苏巧儿呆呆地望着自己那截已经不再发黑、重新现出红润血色的断臂伤口,又看了看秦风消失的方向,良久才回过神来。
“他……他竟然救了我。”苏巧儿喃喃自语,眼神极其复杂。
“他救的不是你,是他心里的那道义。”钟萱冷冷地开口,走到苏巧儿身边,递过去一方帕子,“现在,收起你那副魂不守舍的样子。苏大人,你现在是走,还是留?”
苏巧儿惨笑一声,独臂扶着旁边的一株花树,看向远处那座已经塌了一半的登天殿:“走?这临仙大陆虽大,可我这副残躯,除了杜青衣的玉舞山,还能去哪儿?那些名门正派若是知道我苏巧儿落了单,怕是会第一时间把我抓回去,剥了我的灵骨去炼丹。”

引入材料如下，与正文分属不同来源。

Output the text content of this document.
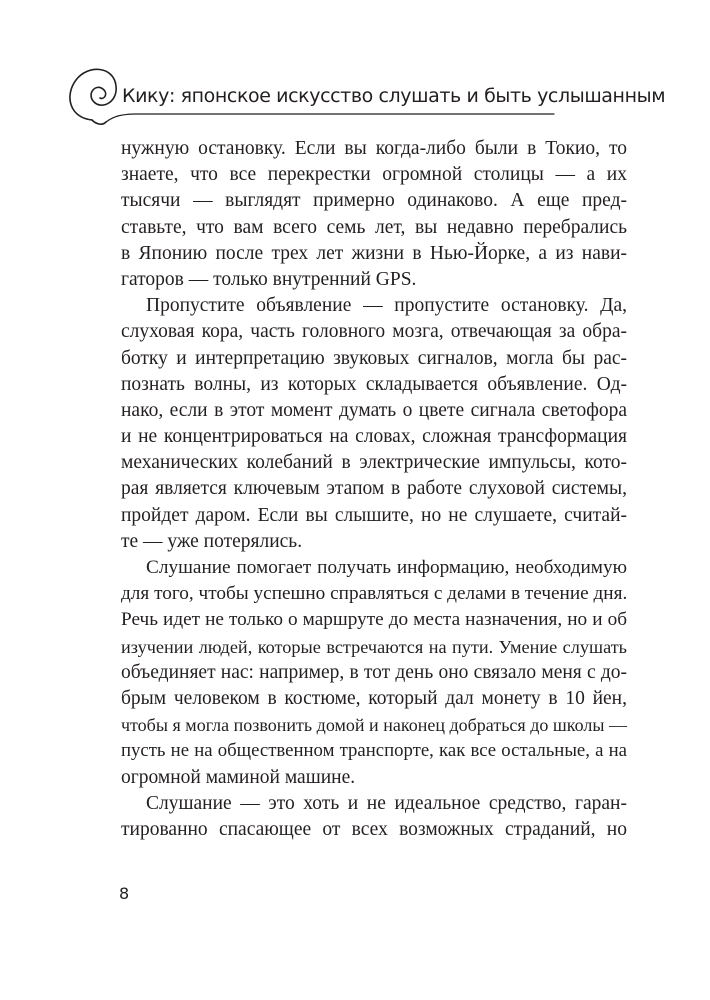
Кику: японское искусство слушать и быть услышанным
нужную остановку. Если вы когда-либо были в Токио, то
знаете, что все перекрестки огромной столицы — а их
тысячи — выглядят примерно одинаково. А еще пред-
ставьте, что вам всего семь лет, вы недавно перебрались
в Японию после трех лет жизни в Нью-Йорке, а из нави-
гаторов — только внутренний GPS.
Пропустите объявление — пропустите остановку. Да,
слуховая кора, часть головного мозга, отвечающая за обра-
ботку и интерпретацию звуковых сигналов, могла бы рас-
познать волны, из которых складывается объявление. Од-
нако, если в этот момент думать о цвете сигнала светофора
и не концентрироваться на словах, сложная трансформация
механических колебаний в электрические импульсы, кото-
рая является ключевым этапом в работе слуховой системы,
пройдет даром. Если вы слышите, но не слушаете, считай-
те — уже потерялись.
Слушание помогает получать информацию, необходимую
для того, чтобы успешно справляться с делами в течение дня.
Речь идет не только о маршруте до места назначения, но и об
изучении людей, которые встречаются на пути. Умение слушать
объединяет нас: например, в тот день оно связало меня с до-
брым человеком в костюме, который дал монету в 10 йен,
чтобы я могла позвонить домой и наконец добраться до школы —
пусть не на общественном транспорте, как все остальные, а на
огромной маминой машине.
Слушание — это хоть и не идеальное средство, гаран-
тированно спасающее от всех возможных страданий, но
8
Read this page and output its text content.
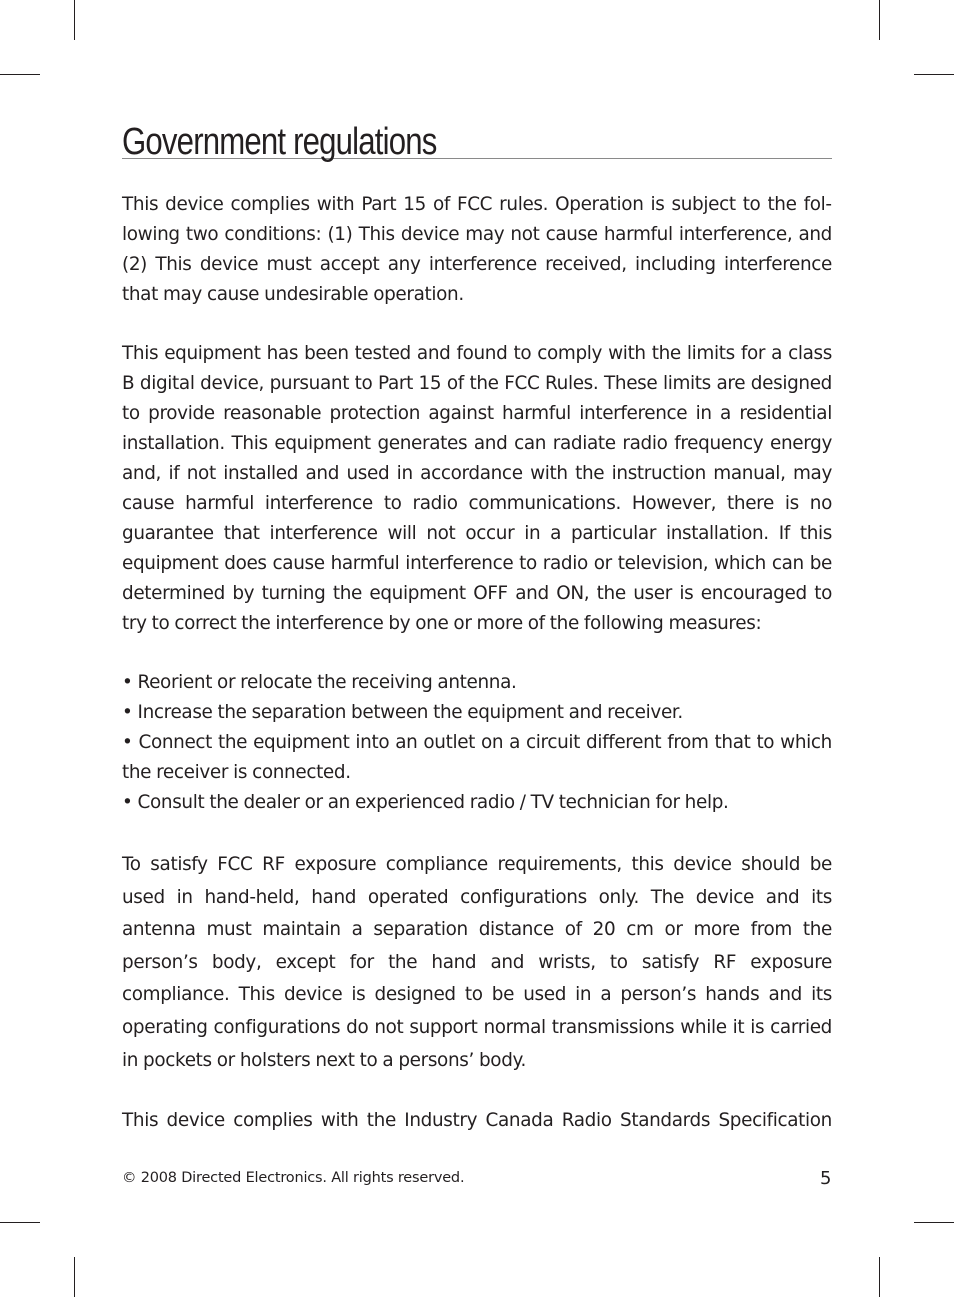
Government regulations

This device complies with Part 15 of FCC rules. Operation is subject to the following two conditions: (1) This device may not cause harmful interference, and (2) This device must accept any interference received, including interference that may cause undesirable operation.

This equipment has been tested and found to comply with the limits for a class B digital device, pursuant to Part 15 of the FCC Rules. These limits are designed to provide reasonable protection against harmful interference in a residential installation. This equipment generates and can radiate radio frequency energy and, if not installed and used in accordance with the instruction manual, may cause harmful interference to radio communications. However, there is no guarantee that interference will not occur in a particular installation. If this equipment does cause harmful interference to radio or television, which can be determined by turning the equipment OFF and ON, the user is encouraged to try to correct the interference by one or more of the following measures:

• Reorient or relocate the receiving antenna.
• Increase the separation between the equipment and receiver.
• Connect the equipment into an outlet on a circuit different from that to which the receiver is connected.
• Consult the dealer or an experienced radio / TV technician for help.

To satisfy FCC RF exposure compliance requirements, this device should be used in hand-held, hand operated configurations only. The device and its antenna must maintain a separation distance of 20 cm or more from the person’s body, except for the hand and wrists, to satisfy RF exposure compliance. This device is designed to be used in a person’s hands and its operating configurations do not support normal transmissions while it is carried in pockets or holsters next to a persons’ body.

This device complies with the Industry Canada Radio Standards Specification

© 2008 Directed Electronics. All rights reserved.	5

“既然没地方去,那就留下吧。”钟萱揭下了脸上的面纱,露出那张毁誉参半的脸,语气变得肃穆,“杜青衣虽然跑了,但这满山的花女还没救出来。你手里有针,我有法,咱们得先把她们眉心处的‘葬花缚’解了。”
苏巧儿重重地点了点头:“这是我欠她们的,我这就去。”
两人并肩走进花丛中,对着那群惊恐不定的少女,一个出言安抚,一个施法解禁。
“花娘子……”忙活了半个时辰,苏巧儿由于脱力,坐在石凳上歇息,她看着花娘子熟练地分发着补偿用的灵石和干粮,低声问道,“这些愿意走的女孩子,咱们给了路费,让她们下山便罢了。可那些……那些年纪太小,或者家里早已没了人的,又该如何安置?”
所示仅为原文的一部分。